Please refer to the document library for break down of Place-Cost-Risk for all eleven terms of delivery subject to Incoterms 2020.

TIP! For all eleven terms of delivery the place of delivery and the point where the risk passes is always the same point.

Lets now talk about export packing WHICH IS VERY IMPORTANT AND SO OFTEN OVERLOOKED BY THE BUYER. Incoterms 2020 addresses the subject of packing.

Packaging

In all eleven terms the Seller is responsible for packing the goods for the appropriate mode of transport.
There are many different types of packing, from a wooden box to brown paper and twine!! Your supplier may know their product inside out but not necessarily know how to pack properly ready for export. Never leave it to chance, be “Proactive” not “Reactive” a saying you will hear many times during this course. Always think WHAT IF?

What if my box is over stacked by a pile of heavy wooden boxes, will it survive the journey in the container? Ask you supplier “how will you pack my order?” Ask for photos of their packing, take into consideration how the goods will be delivered, air, sea or possible truck and ask yourself if this packing is sufficient to survive the journey. If your answer is NO, then give the supplier exact packing instructions, if you are not sure yourself ask a freight forwarder for help, they know everything about proper packing for different modes of transport. Above all, do not issue negative packing instructions like “pack suitably for sea freight” or ”pack suitably for air freight”. What’s suitable packing for sea freight? Your consignment wrapped in the daily news and tied together with string?

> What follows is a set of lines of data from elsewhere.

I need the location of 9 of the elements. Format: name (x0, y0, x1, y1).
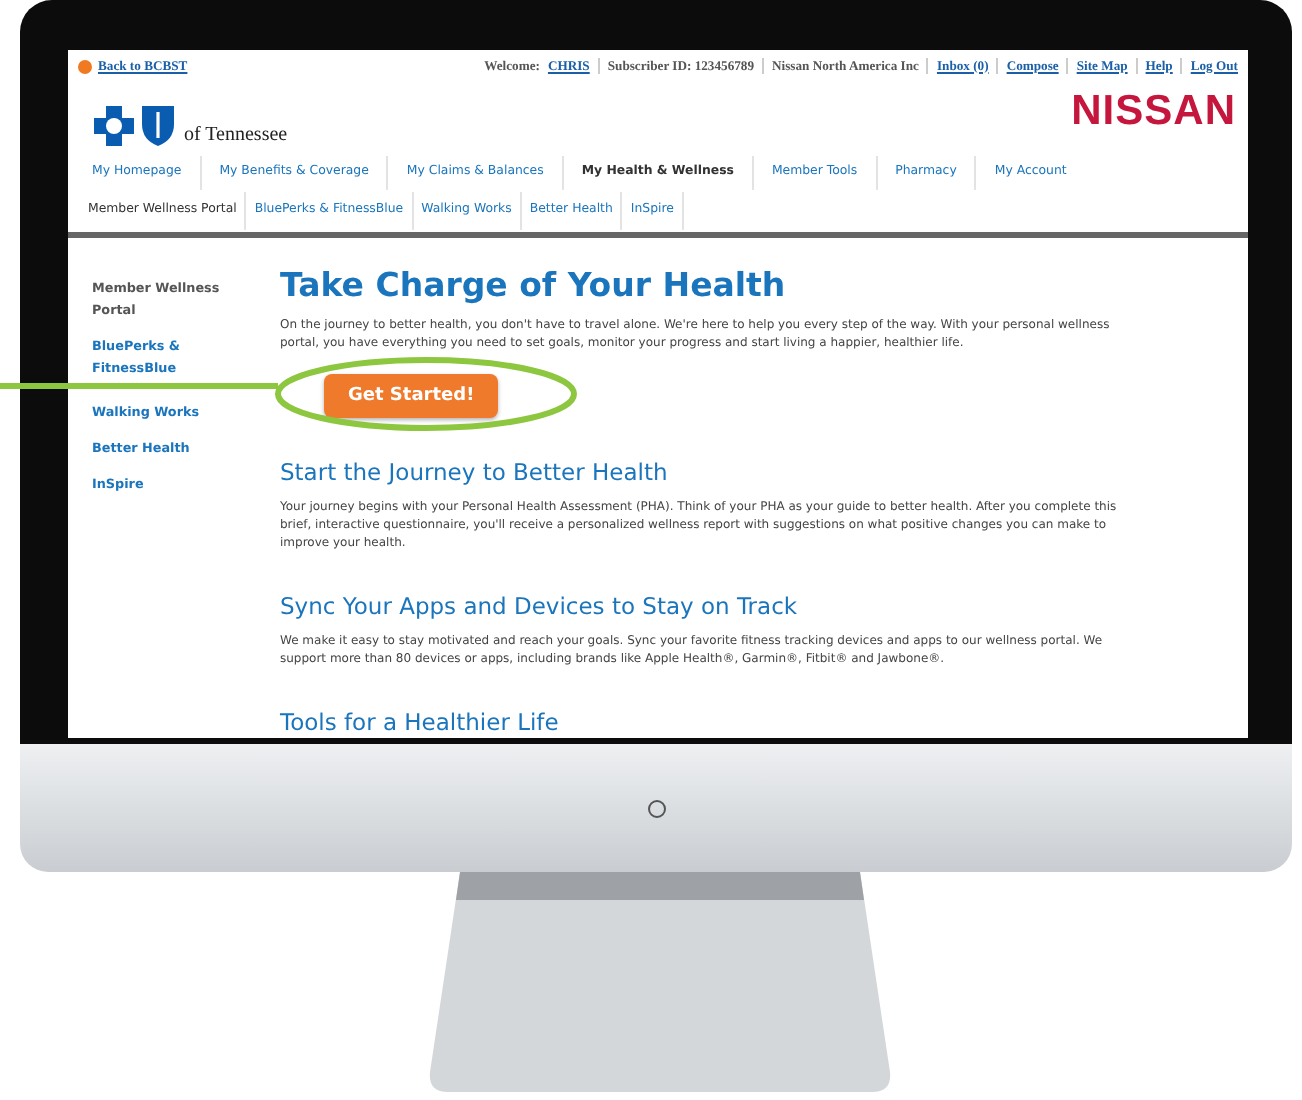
logo-text: of Tennessee (184, 126, 288, 146)
section-heading: Sync Your Apps and Devices to Stay on Track (280, 592, 800, 620)
get-started-button[interactable]: Get Started! (324, 374, 499, 418)
brand-logo: NISSAN (1071, 90, 1236, 132)
section-heading: Tools for a Healthier Life (280, 708, 561, 736)
cross-shield-logo-icon (92, 102, 180, 146)
page-title: Take Charge of Your Health (280, 266, 788, 304)
power-button-icon[interactable] (647, 799, 665, 817)
section-heading: Start the Journey to Better Health (280, 458, 670, 486)
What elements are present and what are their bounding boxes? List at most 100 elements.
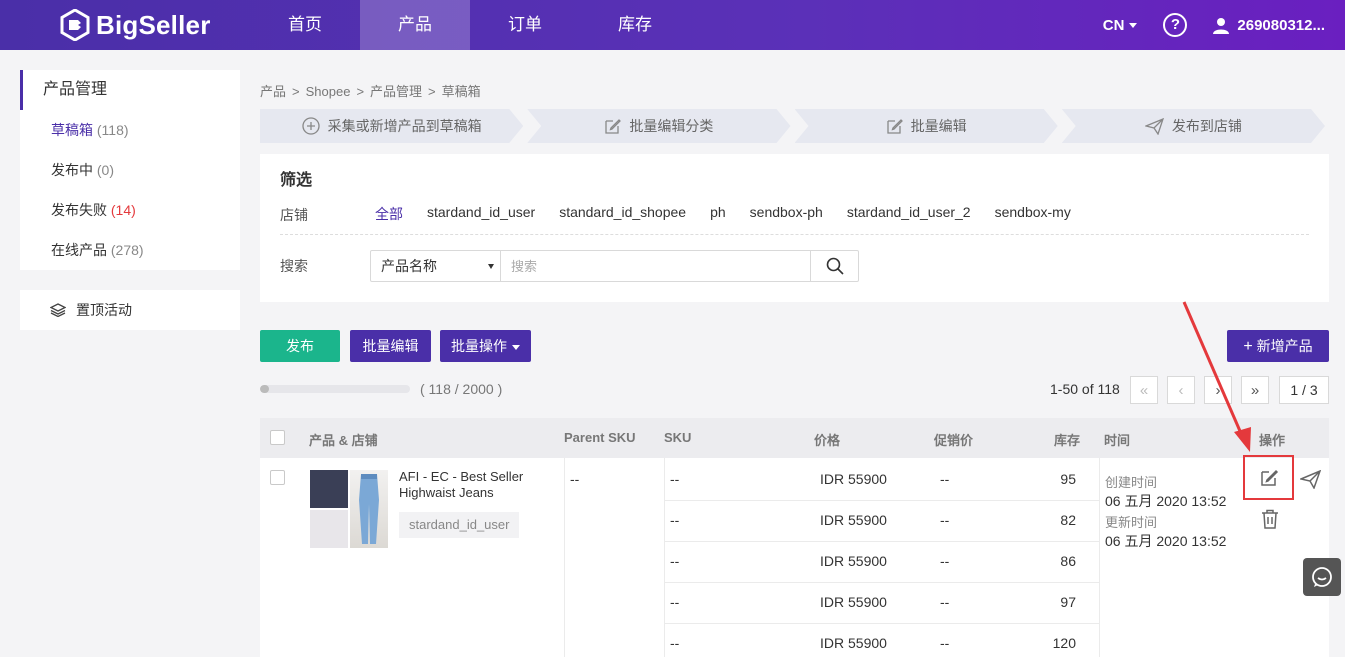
quota-progress-fill [260,385,269,393]
sku-value: -- [670,594,680,610]
store-option-all[interactable]: 全部 [375,204,403,224]
step-label: 批量编辑 [910,118,967,134]
row-checkbox[interactable] [270,470,285,485]
product-thumbnail[interactable] [310,470,388,548]
language-switcher[interactable]: CN [1103,17,1138,34]
search-button[interactable] [810,251,858,281]
help-icon[interactable]: ? [1163,13,1188,37]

It is important to remember goods are not covered by insurance due to loss damage or expense caused by INSUFFICIENCY or UNSUITABILITY of packing or preparation of the subject matter insured.

We will be looking at Marine Insurance next, but before we look at insurance in any detail this is what Incoterms 2020 says about Marine Insurance under CIF:

The buyer should note that under CIF the seller is required to obtain insurance only on minimum cover CLAUSE C. It is well to remember this when we later examine Marine Insurance.

Under CIP the seller is required to obtain insurance under CLAUSE A.

Remember that your term of delivery should always read “subject to Incoterms 2020”. By doing so you are stating that the definition of

  • PLACE
  • COST
  • TRANSFER OF RISK

is subject to the definition in Incoterms 2020 and not the private interpretation of the buyer or the seller, it eliminates ambiguity and mis-interpretation of the particular delivery term being used.

Never put on your purchase order just “FOB” (or any other term of delivery). It begs the question, who’s interpretation of place, cost and transfer of risk, the buyers or sellers? That’s when arguments break out between both parties.

We highly recommend that you purchase Incoterms 2020. You may be able to purchase a copy from your local Chamber of Commerce.

TIP! Ask the International Dept of your Local bank, they sometimes have free copies available for their customers or tap in INCOTERMS 2020 in a search engine and you will be overpowered with information.

What have you learned from this section on Incoterms 2020?

You learned that Incoterms 2020 is the foundation stone of Importing and exporting because:

It eliminates misunderstanding and disputes which could arise between the buyer and seller.

Regarding the interpretation of:

  • Place of delivery
  • Division of cost
  • Where the risk passes from the seller to the buyer

It also dictates the buyers and sellers involvement with documentation and logistics in an export exercise. Remember, EXW the “lazy mans” way of exporting? The exporter (seller) makes the goods available at his warehouse door and the importer (buyer) does all the work. The opposite applies in C.FR WHERE the importer (buyer) is the “lazy man” and the exporter (seller) does all the work.

You have learned that the question of packing must be addressed, never leave it to chance, be PROACTIVE NOT REACTIVE.

Lastly, you have also learned that if you, the buyer insures your goods under CIF, your insurance contract will be void if the damaged goods were insufficiently packed.